Nurse practitioners are now working in nearly every sector of the health care system. In Sudbury, those sectors include the emergency department at Health Sciences North, the eating disorders program, the diabetes education centre, the bariatric centre and in pediatrics.

Heale calls that "a huge and wonderful change."

NPs are fulfilling an especially important role in northern and rural communities where they may be the only health care professionals offering care.

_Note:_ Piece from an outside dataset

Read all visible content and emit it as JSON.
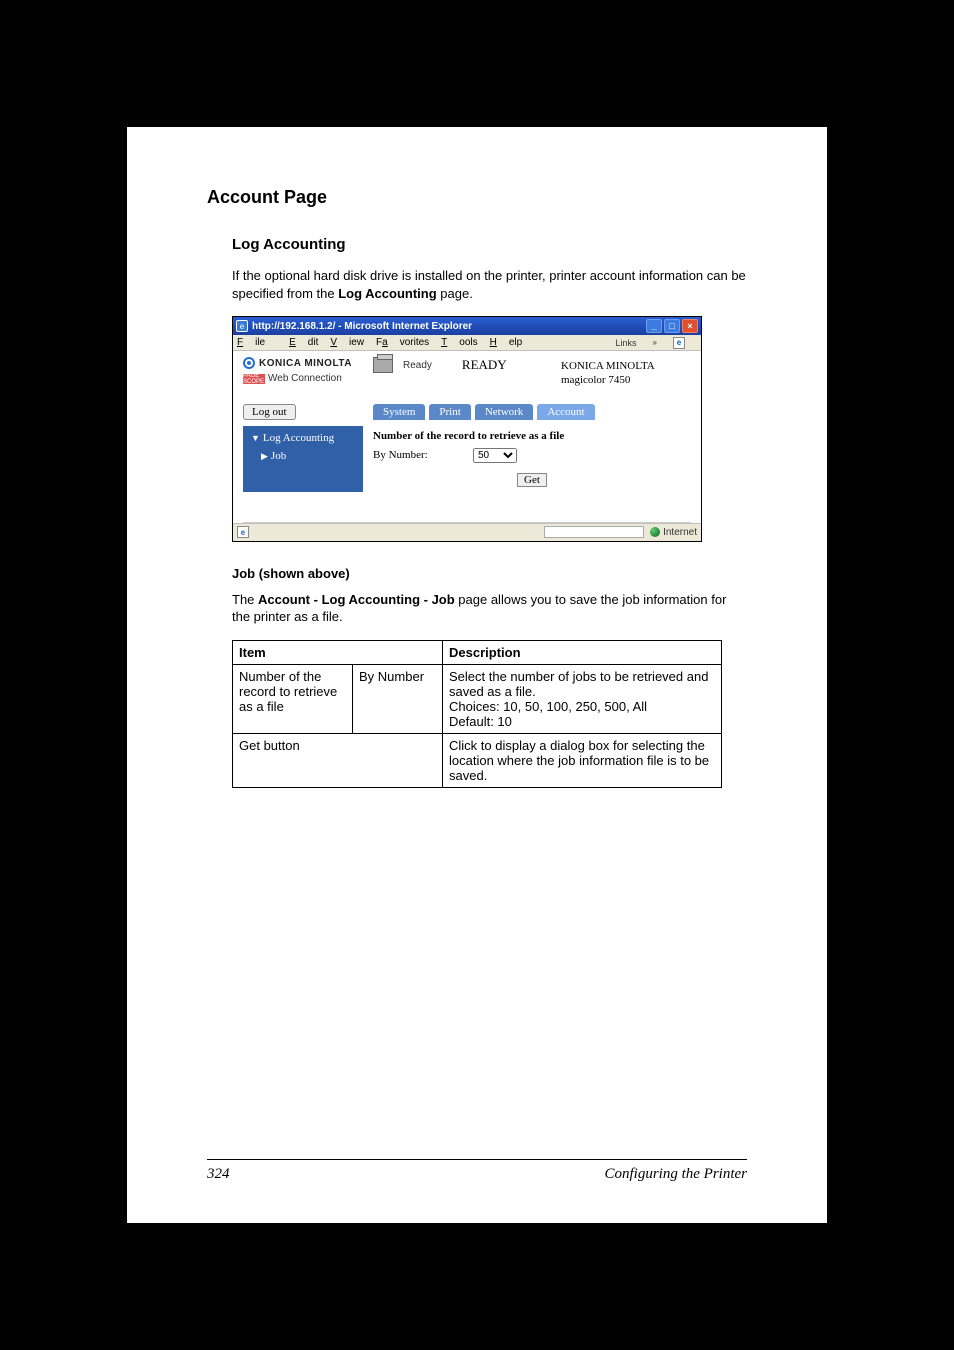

There is one issue, however, that is causing some NPs to leave community practices to work in hospitals and community care access centres. For eight years, the Government of Ontario has imposed a wage freeze on NPs and other professionals working in the community. That is making it harder to recruit NPs to community practices, said Heale.

"Remuneration is a big issue," she said, because the difference in salary between a community and institutional NP position can be as great as $20,000 a year.

"It's a bit frustrating when you know other health care centres and other health care providers have had increases, then we get caught in this age of austerity," she said.

Still, Heale feels good about the future. There have been amazing accomplishments in the last 20 years and the environment in which NPs work is mostly good.

"I'm happy to be able to say that at this point. There were a lot of hurdles along the way," she said.

Nurse Practitioner Week is being celebrated Nov. 8-14 to bring awareness and recognition to the exceptional care provided by the province's 2,669 nurse practitioners, said ONA president Linda Haslam-Stroud.

"Nurse practitioners provide high-quality health care in hospitals, long-term care facilities and the community each and every day," said Haslam-Stroud.